If I were to go back, I would not use such a pejorative term perhaps – the term at least stirs debate. I am also against restricting what people can or can't say. I personally believe that it is a good best practice to avoid such axioms in web vocabularies; I've had discussions with people in involved with other prominent web vocabularies who agree. Others – such as the FOAF guys – disagree [VocabMappings]. Our reasoning approach for Linked Data (building one authoritative "T-Box"/model for the Web) is not the only one, but such an approach is currently only feasible by ignoring "ontology hijacking" cases. We do reasoning over arbitrary Linked Data that's out there now, and it works.

Reference: Scalable Authoritative OWL Reasoning for the Web

P.S. In your question, you also mention DL – we focus on rule based reasoning, but you should check out "conservative extensions".

I don't think there is such a thing as ontology hijacking, anybody is free to make statements about anything, and each statement can be considered or not, and further considered to be a Truth or a Falsehood.

Further, whether something is considered to be a truth or a falsehood comes down to belief states and there is no true boolean true/false value for everybody in every context.

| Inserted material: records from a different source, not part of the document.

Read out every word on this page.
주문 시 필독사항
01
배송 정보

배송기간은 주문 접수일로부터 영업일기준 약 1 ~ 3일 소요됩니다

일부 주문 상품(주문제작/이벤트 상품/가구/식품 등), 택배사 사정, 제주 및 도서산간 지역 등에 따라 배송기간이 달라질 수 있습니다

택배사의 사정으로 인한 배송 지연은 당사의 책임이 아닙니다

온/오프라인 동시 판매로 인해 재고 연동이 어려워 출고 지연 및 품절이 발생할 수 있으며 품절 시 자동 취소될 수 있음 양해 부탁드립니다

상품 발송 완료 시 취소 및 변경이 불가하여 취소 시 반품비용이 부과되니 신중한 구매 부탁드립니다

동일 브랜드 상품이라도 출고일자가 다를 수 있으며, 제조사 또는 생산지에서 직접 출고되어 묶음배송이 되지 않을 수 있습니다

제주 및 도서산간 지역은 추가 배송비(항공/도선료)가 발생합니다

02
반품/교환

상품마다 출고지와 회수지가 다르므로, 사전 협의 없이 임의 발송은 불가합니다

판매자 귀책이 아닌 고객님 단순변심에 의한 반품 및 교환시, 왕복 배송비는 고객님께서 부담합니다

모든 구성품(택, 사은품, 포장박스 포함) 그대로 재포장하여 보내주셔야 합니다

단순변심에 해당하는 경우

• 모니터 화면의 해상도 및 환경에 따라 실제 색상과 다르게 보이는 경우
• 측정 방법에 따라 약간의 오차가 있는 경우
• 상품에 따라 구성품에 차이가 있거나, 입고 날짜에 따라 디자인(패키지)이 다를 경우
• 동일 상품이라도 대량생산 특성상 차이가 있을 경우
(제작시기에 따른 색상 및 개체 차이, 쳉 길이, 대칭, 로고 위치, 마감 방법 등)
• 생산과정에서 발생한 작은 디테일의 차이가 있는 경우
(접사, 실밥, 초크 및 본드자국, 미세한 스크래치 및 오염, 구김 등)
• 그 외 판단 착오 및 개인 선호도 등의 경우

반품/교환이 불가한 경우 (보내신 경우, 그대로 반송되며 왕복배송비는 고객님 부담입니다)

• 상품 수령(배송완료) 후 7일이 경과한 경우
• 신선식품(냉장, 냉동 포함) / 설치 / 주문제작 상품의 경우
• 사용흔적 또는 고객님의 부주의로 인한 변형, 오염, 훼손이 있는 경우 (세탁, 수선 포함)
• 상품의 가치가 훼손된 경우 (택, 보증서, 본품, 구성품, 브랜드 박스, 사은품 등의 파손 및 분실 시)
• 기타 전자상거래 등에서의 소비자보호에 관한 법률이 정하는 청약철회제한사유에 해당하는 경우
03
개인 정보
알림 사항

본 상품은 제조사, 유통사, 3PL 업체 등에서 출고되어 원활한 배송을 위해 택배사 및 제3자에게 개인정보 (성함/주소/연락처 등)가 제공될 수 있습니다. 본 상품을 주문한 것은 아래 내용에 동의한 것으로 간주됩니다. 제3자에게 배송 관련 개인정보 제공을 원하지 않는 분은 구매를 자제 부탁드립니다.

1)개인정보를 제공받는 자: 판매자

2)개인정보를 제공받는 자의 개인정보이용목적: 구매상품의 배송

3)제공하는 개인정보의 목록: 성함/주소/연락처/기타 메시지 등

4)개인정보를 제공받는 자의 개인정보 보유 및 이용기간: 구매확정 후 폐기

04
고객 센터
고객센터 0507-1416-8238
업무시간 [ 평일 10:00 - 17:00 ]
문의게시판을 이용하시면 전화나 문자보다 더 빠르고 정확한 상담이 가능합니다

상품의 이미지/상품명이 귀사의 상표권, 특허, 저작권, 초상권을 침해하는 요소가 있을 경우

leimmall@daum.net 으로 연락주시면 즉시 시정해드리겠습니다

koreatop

If you consider that one class is a subClassOf another class (ie refines) then say it.

The only reference I've seen is this, "Scalable Authoritative OWL Reasoning on a Billion Triples":

Ontology hijacking is the re-definition or extension of a definition of a legacy concept (class or property) in a non-authoritative source such that performing reasoning on legacy A-Box data results in a change in inferencing.

As such (and has been said above) it seems to be concerned with provenance. However there is a little more to it, which explains the pejorative name:

if one were to publish today a property in an ontology (in a non-authoritative location for FOAF), my:name, within which the following was stated: foaf:name rdfs:subClassOf my:name ., that person would be hi- jacking the foaf:name property and effecting the translation of all foaf:name statements in the web knowledge base into my:name statements as well.

The authors appear to consider this bad because of the associated complexity for their inferencing system. I've seen, as a result, certain subclassing condemned as 'hijacking' because of its scalability issues. Personally I'm not convinced here: it seems to be a problem for a particular kind of inferencer? Anyway, the conflation of the provenance and scalability issues isn't helpful.

So as far as I can discern almost any interesting ontology mapping exercise is hijacking :-) The interesting questions around this concern the social interactions between ontology authors, and the mechanical and UI issues around provenance and explaining inferencing.

I wrote a post called Linked Data Spam Vectors which came up with the following techniques for injecting misleading or unrequested information into RDF:

  • False Labelling
  • Misdirection
  • Schema Pollution
  • Identity Assumption
  • Bait and Switch
  • Data URI Embedding

Perhaps I need to expand that list to include Ontology Hijacking, i.e. the practice of redefining popular ontology terms so that the attackers information will be conveyed to the consumer.